The Third Opinion Balances Your Entire Inner Circle
The people you choose to join you in this inner circle of thinking partners have to be committed to and capable of functioning without conflict of interests or divided loyalty. You also need access to people who are your peers. What counts is range of experience, ability, and judgment.
Permit me to insert here — this truth is precisely why I’m launching The Peer Advantage by Bula Network. The ability and opportunity for a leader to assemble such a group of thinking partners is something many leaders never do. Fact is, most don’t. A ridiculously low percentage of top leaders and business owners take advantage of getting with a group of peers who have no ties, no conflicts of interest and no agenda other than to help (and a willingness to be helped). It’s been proven to be among the top decision-making tools for a leader. You’d think more would leverage it for their benefit. But as the authors of THE POWER OF PEERS pointed out, it’s largely unknown by leaders. They’re not stupid, but they’re ignorant that such groups exist (and can serve them in ways unavailable anywhere else). Additionally, it requires intentional, strategic assembly.
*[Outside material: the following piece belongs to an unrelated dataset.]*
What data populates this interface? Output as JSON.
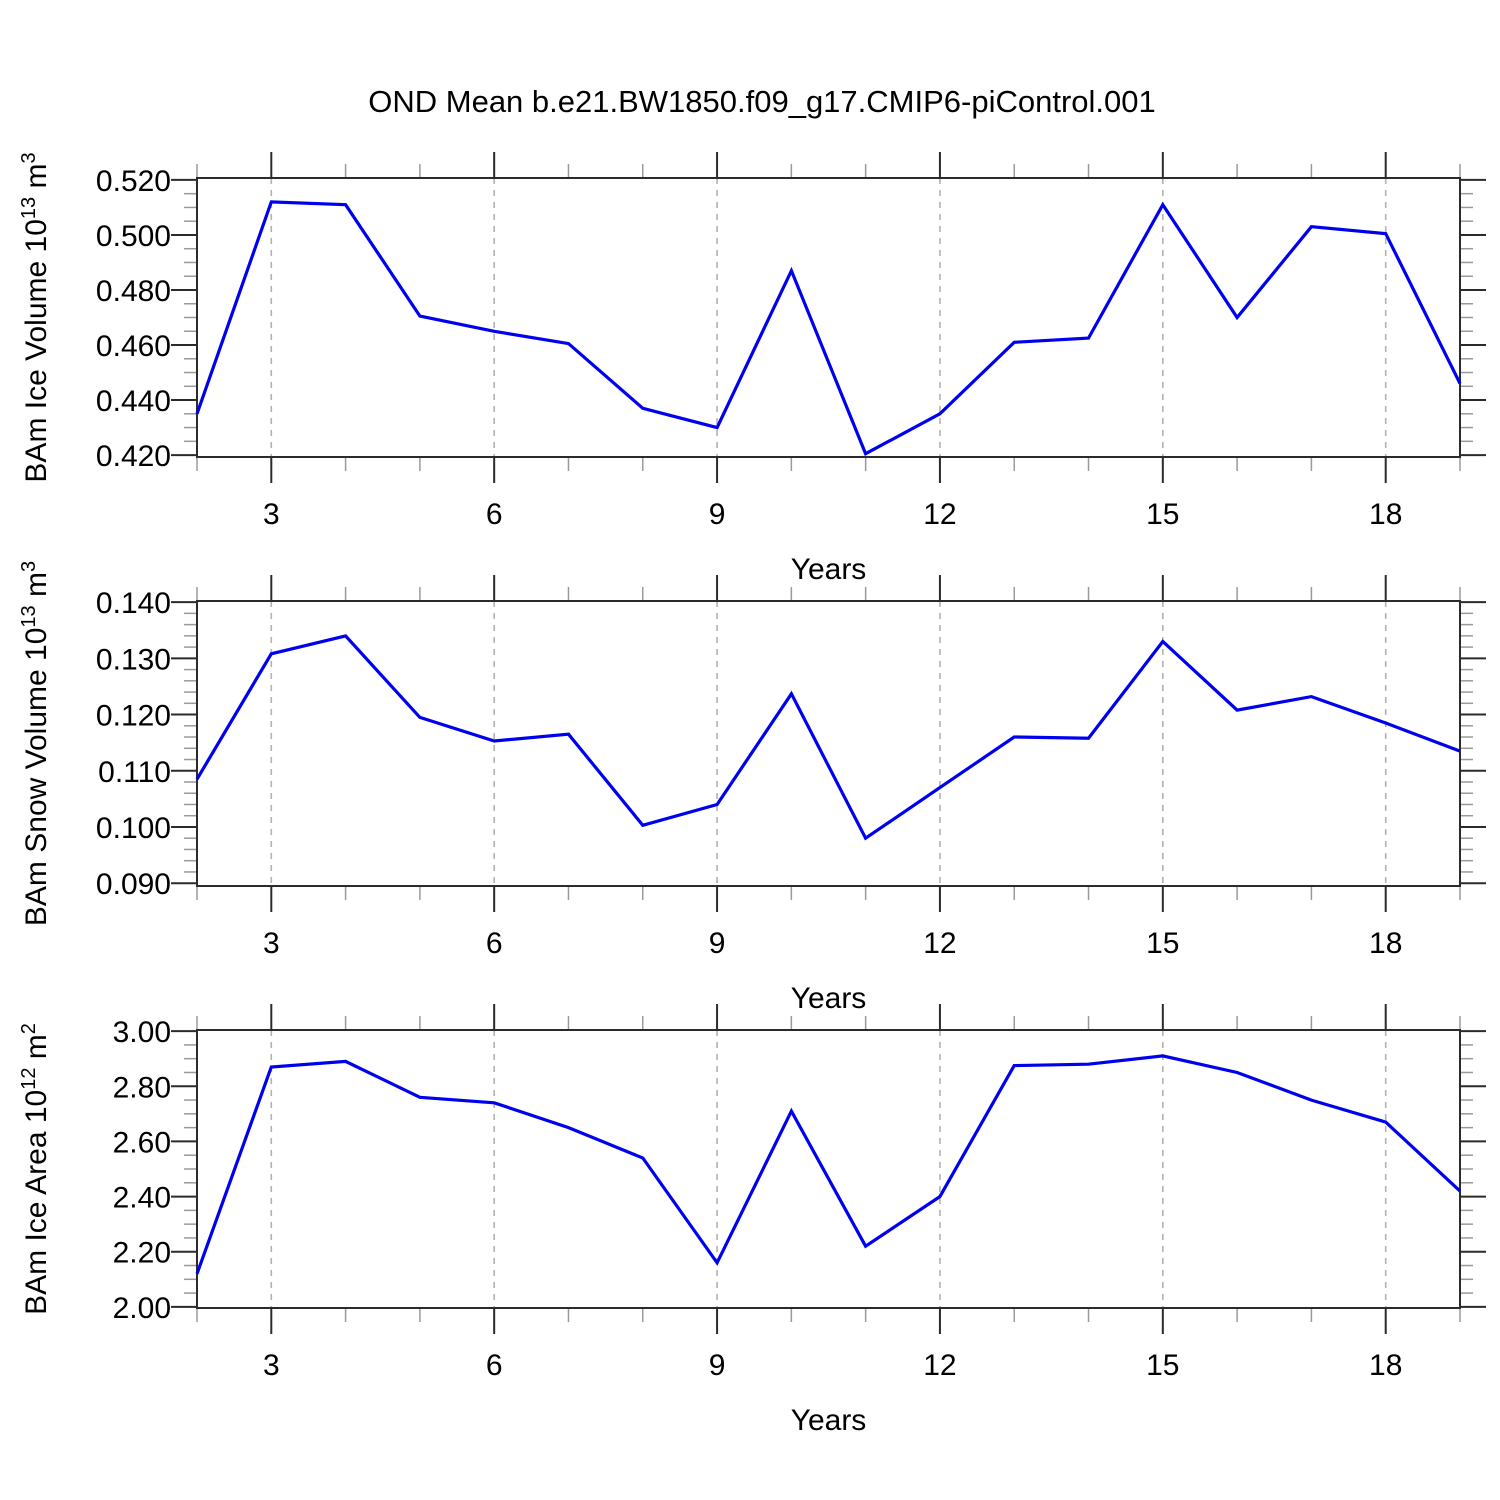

Too many leaders rely on it to just happen. Organically. And it doesn’t. What does happen organically is you typically find yourself surrounded mostly by people just like you – people who think like you do, agree with you (mostly) and closely mirror who you are. That’s the opposite of what Ms. Joni calls “exponential thinking,” where you’re exposed to all the various sides of an issue. So leaders need somebody who can put them at the table with inner circle thinking partners who will serve them without any agenda other than to make sure every member of the group excels. That’s exactly what The Peer Advantage offers. Learn more by going to ThePeerAdvantage.com.
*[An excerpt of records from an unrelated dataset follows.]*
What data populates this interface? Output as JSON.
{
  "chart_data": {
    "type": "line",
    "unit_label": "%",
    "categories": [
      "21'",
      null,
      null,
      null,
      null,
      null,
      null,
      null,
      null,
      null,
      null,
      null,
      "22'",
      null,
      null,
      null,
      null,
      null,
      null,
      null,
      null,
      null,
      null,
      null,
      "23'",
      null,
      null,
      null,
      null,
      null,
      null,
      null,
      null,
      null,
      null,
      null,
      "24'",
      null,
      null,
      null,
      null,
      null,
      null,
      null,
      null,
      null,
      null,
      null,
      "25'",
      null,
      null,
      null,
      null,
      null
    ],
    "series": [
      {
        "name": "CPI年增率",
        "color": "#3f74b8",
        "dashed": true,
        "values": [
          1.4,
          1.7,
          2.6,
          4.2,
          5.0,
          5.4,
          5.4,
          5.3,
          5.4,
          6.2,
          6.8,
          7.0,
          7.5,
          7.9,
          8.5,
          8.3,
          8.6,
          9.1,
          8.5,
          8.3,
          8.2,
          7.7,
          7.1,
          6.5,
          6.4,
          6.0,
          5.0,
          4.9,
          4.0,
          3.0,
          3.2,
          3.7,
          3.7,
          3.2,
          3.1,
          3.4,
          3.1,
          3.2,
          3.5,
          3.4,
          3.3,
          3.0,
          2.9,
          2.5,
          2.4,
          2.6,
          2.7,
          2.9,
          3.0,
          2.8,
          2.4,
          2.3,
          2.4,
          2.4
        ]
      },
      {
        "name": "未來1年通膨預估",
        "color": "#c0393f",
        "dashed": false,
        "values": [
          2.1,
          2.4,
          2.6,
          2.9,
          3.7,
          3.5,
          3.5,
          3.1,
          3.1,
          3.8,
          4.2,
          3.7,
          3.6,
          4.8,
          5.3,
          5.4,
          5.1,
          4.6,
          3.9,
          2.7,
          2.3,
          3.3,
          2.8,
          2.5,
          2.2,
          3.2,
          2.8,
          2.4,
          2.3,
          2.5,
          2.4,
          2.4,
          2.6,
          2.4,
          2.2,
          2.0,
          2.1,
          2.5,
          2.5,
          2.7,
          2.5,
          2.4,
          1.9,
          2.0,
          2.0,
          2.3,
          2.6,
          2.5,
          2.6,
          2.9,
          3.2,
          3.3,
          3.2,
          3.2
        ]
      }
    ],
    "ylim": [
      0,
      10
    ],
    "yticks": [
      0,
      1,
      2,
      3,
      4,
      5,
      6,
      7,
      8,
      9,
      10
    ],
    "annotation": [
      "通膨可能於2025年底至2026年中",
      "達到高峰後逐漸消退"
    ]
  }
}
This chapter closes with a section entitled, Four Signs That It’s Time To Reach For The Third Opinion. The author has listened to leaders throughout the years to assemble some patterns that have emerged about how and when these leaders knew it was time to reach to the inner circle.
- “I’m capable of this, but I just don’t have time to think about all of it with the right amount of focus.”
- If I don’t get this right, we’ll be in serious trouble.”
- Even if I had the time, I shouldn’t take on these issues alone.”
- I can handle this, but how might I accelerate or enable significantly better results if I thought through my options with someone else?”
Trust and perspective have never been more critical for leaders. The development of your inquiry inner circle is lifelong and evolving. It’s never too late to start, and it does look different at different stages of your career. Trust takes time. It can’t be created instantly. It can’t be coerced. It can’t be bought.